Un technicien termine une intervention à 16 h 30. Il note ses heures le vendredi, entre deux appels, en se fiant à sa mémoire. Au bureau, la personne responsable de la facturation doit deviner quel bon de travail correspond à quelles heures. C’est ainsi que les erreurs de saisie de temps des employés s’installent : rarement par mauvaise volonté, souvent parce que le processus laisse trop de place à l’interprétation.

Pour une PME de services, quelques heures mal attribuées ne restent pas un simple problème administratif. Elles faussent le coût réel d’un chantier, retardent une facture, créent des discussions sur la paie et réduisent la confiance envers les tableaux de bord. Le bon réflexe n’est pas de demander aux équipes de « faire plus attention ». Il faut faire en sorte que la saisie soit naturelle dans le déroulement du travail.

Les erreurs de saisie de temps des employés coûtent plus qu’on pense

Une feuille de temps incomplète oblige souvent le bureau à reconstruire les faits. On consulte les textos, l’horaire, le bon de travail papier, parfois le client. Cette ressaisie prend du temps et ne donne pas toujours une réponse certaine. Si une heure est rattachée au mauvais mandat, votre rapport de rentabilité raconte une histoire qui n’est pas la bonne.
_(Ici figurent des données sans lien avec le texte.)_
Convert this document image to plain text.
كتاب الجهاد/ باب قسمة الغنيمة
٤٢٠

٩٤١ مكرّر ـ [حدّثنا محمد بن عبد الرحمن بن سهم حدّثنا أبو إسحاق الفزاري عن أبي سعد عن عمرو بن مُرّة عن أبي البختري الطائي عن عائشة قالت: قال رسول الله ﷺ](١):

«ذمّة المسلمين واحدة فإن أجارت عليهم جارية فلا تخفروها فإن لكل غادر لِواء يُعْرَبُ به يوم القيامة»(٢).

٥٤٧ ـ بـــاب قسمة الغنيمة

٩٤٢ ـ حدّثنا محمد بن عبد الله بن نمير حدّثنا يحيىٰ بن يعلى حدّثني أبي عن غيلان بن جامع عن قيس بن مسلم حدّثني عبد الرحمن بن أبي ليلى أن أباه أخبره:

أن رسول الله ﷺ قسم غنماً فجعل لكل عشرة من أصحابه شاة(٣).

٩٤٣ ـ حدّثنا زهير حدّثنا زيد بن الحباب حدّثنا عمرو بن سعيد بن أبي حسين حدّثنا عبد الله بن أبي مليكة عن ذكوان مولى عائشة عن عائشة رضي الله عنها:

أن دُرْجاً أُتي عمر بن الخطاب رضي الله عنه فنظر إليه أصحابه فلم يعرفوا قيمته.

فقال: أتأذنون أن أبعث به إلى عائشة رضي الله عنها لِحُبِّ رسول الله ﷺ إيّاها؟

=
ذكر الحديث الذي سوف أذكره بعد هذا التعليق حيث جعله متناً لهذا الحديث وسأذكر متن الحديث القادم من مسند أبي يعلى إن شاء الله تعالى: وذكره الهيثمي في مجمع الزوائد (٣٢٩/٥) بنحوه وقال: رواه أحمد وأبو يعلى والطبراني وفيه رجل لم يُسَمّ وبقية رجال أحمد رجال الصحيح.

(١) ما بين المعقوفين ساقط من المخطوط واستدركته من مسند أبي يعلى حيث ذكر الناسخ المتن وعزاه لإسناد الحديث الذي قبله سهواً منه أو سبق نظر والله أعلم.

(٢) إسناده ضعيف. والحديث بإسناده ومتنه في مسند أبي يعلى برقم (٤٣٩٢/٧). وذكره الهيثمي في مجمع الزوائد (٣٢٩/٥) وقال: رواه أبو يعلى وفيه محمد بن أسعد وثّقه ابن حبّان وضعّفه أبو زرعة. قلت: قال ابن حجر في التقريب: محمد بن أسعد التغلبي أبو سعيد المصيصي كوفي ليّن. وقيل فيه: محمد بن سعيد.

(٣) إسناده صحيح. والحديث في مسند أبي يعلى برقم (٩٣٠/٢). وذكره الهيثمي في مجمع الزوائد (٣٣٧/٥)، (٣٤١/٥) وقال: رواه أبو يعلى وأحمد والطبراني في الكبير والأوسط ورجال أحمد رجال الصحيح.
Le problème devient plus visible quand l’entreprise facture au temps, à l’heure ou selon des taux différents. Un employé peut avoir travaillé six heures sur place, dont une heure de déplacement et une heure de préparation. Sans règle claire ni catégories simples, ces heures peuvent toutes finir dans la même case. Le client reçoit alors une facture difficile à expliquer, ou l’entreprise absorbe du travail qu’elle aurait dû facturer.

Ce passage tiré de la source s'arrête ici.